Canada'a international superiority is gone. But the lure of the game is perpetuated by an onslaught of tv highlights and commercialism as McDavid replaces Gretzky, statistics abound, and the business of hockey is increasingly deemed newsworthy. Now, in synch with Canada's 150th birthday, we're apprised that the misnamed National Hockey League is marking its 100th anniversary.

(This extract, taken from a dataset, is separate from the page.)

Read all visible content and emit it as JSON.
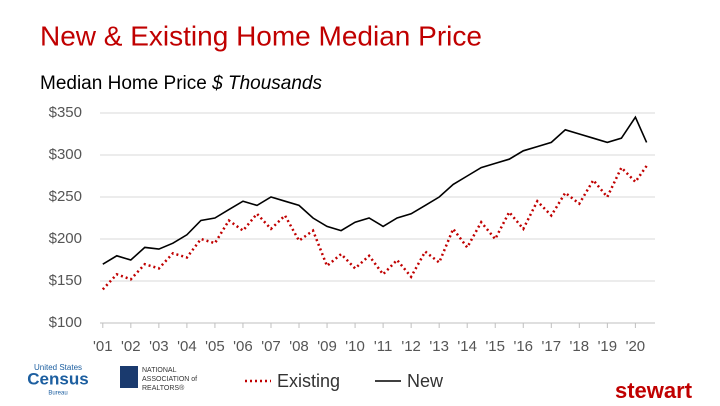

That's as good a reason as any for Stephen Roxborough's series of poems that collectively serve as a homage to the game, The DNA of the NHL (Ekstasis 2017). This volume "deconstructs and illuminates the Canadian national sport of hockey in an extraordinary merger of sports and art." But perhaps you'd rather hear from literary critic Bobby Baun, the 17-year NHL player, three-time All-Star, four-time Stanley Cup winner, and author of his biography, Lowering The Boom. He body checks; he reads. While his more famous defence partner Tim Horton died in a car crash long ago, Bobby Baun is still around and he has praised The DNA of the NHL as "a quick and entertaining read. Stephen has the ability to use words to illustrate totally divergent meanings, in a way that makes one not only think, but often also smile."

Roxborough's family has always been deeply entrenched in the game. He writes:

"My grandfather's electrical company wired Maple Leaf Gardens. My father was captain of his high school hockey team. My great uncle wrote the first book on the history of the Stanley Cup. My father always had a subscription to hockey news. My older brother received his monthly fix through hockey pictorial. Pre-cable pre-expansion pre-widespread hockey acceptance in North America, We listened to games on the radio. In 1968 my family moved to Vancouver and my brother got a job as a statistician with the WHL Canucks. Over the years my parents held season's tickets for the Maple Leafs and Canucks and [Florida] Panthers. When I went to University in Madison in the early 70s, Bob Johnson was hockey coach and Wisconsin became the best collegiate team in the USA."

Stephen Roxborough first attended an NHL game in 1964 when he was fortunate to witness the seventh game of the 1964 Stanley Cup final. That was the game after Baun broke his ankle and refused medical attention in order to help his team hoist the Cup when the Leafs bested the Red Wings, 4-0.

Eventually Roxborough met his hockey hero, Mr. Hockey, in Las Vegas, a couple of years before Gordie Howe died. "Gordie was playful and gracious," he recalls, "and especially nice to my son, Zachary." Although Roxborough never played the game growing up in Vancouver, he's been an ardent student of it since he was young. "It's in my DNA," he says. Hence the title.